The American bakers are not quite up to the task, but that doesn’t mean they won’t give it the ole college try. For this series, Mary left her British co-judge Paul Hollywood on the other side of the pond and is now paired up with Brooklyn pastry chef Johnny Iuzzini (as you’ll learn in the first episode, he’s “the man who put the sexy into a pastry tube”). Together they demand that when contestants bake something “it should taste as good as it looks.” More difficult for Americans raised on Betty Crocker boxed cakes is to the task of recreating the blind recipes they’re given for the “technical challenge” round. In England, the contestants have a least a fighting chance at competing with Mary Berry’s encyclopedic knowledge of cooked carbohydratesan understanding of Mary Berry’s institutional knowledge of the thousands of carb-loaded British concoctions in existence (anyone up for a raised venison and pigeon pie?). Previous English contestants were expected to know and recreate such seemingly fictional delights as Spanische Windtortes, cream horns and flaounes.

In America, the contestants are going to be learning about her recipes as they cook them.
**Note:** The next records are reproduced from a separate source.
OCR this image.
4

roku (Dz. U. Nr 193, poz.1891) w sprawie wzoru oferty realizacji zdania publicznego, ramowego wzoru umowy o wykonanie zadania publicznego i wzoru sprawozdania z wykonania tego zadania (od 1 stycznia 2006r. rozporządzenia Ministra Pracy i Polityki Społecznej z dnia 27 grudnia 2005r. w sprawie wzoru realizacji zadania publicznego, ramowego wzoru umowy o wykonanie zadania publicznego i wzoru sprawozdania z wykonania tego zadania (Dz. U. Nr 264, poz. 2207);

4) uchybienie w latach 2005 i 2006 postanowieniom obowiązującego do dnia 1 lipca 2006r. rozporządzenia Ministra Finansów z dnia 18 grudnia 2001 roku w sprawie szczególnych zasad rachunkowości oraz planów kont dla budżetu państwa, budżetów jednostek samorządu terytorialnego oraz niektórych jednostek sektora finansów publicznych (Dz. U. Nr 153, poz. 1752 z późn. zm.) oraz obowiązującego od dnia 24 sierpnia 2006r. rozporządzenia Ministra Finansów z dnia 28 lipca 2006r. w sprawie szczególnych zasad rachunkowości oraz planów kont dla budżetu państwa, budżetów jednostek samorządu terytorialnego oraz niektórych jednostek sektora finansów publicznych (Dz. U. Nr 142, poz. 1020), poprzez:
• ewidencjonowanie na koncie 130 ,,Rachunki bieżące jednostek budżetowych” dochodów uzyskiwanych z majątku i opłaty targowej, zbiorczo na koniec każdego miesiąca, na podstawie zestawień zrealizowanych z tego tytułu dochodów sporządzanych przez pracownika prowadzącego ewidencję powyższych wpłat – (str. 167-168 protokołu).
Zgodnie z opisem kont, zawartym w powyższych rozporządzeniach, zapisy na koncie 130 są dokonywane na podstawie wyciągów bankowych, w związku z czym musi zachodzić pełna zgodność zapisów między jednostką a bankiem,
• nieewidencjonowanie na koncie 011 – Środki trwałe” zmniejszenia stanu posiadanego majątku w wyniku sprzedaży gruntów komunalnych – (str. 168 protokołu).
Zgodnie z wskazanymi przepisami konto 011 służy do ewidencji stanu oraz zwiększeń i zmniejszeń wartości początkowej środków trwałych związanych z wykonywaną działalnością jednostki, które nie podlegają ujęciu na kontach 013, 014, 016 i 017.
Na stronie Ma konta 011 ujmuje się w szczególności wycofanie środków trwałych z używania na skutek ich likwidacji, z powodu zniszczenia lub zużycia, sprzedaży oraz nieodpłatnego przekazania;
Perhaps that’s why they started with half as many contestants on this journey and simplified the asks that are made of them.

As with so many other British traditions (high tea, cricket, colonialism) Americans don’t really understand the rules, or maybe have the chops to compete, but we’re happy to play along and follow their example as best we can. For example, this wobbly and fairly sad tiramisu cake was the winner of the technical bake last night:

The American contestants may have a few showstopping tricks up their sleeves, but Mary Berry’s competition is a war of attrition. The British cake mistress will find their weaknesses and exploit them until their concoctions collapse. Did the contestants over proof their dough? Did they let it cook long enough? Were they not able to predict the proper chemistry equation for a ginger snap with eggnog cream? Furthermore, were they not able to predict what the fuck a ginger snap with eggnog cream even is? Probably not. Like many other American endeavors, this show makes up for a lack of qualifications with extra enthusiasm.

And why not? We have Nia Vardalos (the brains and face of the My Big Fat Greek Wedding franchise) and her husband Ian Gomez (the adorable puppy dog from the often neglected Cougar Town … #RIP) hosting to console us. I didn’t realize the two were married IRL until I watched the first episode, but what a great pairing. They are sweet and empathetic national treasures, and it’s so pleasurable (and rare!) to see reality show hosts chosen for their personality and entertainment value over their spray tans and glassy eyed stares.

In exchange for her baking pronouncements, the contestants have the opportunity to teach Mary Berry important American colloquialisms, like the name for a sweet biscuit (a cookie, duh), the Brooklyn pronunciation of water, and how to wear skulls rings while rolling out dough.

For Americans, doing the same thing over and over again is the definition of insanity. For the English, it’s called baking. And the fact that Mary Berry has lowered her standards a bit to come teach us a thing or two about baking? Well, that’s quite nice.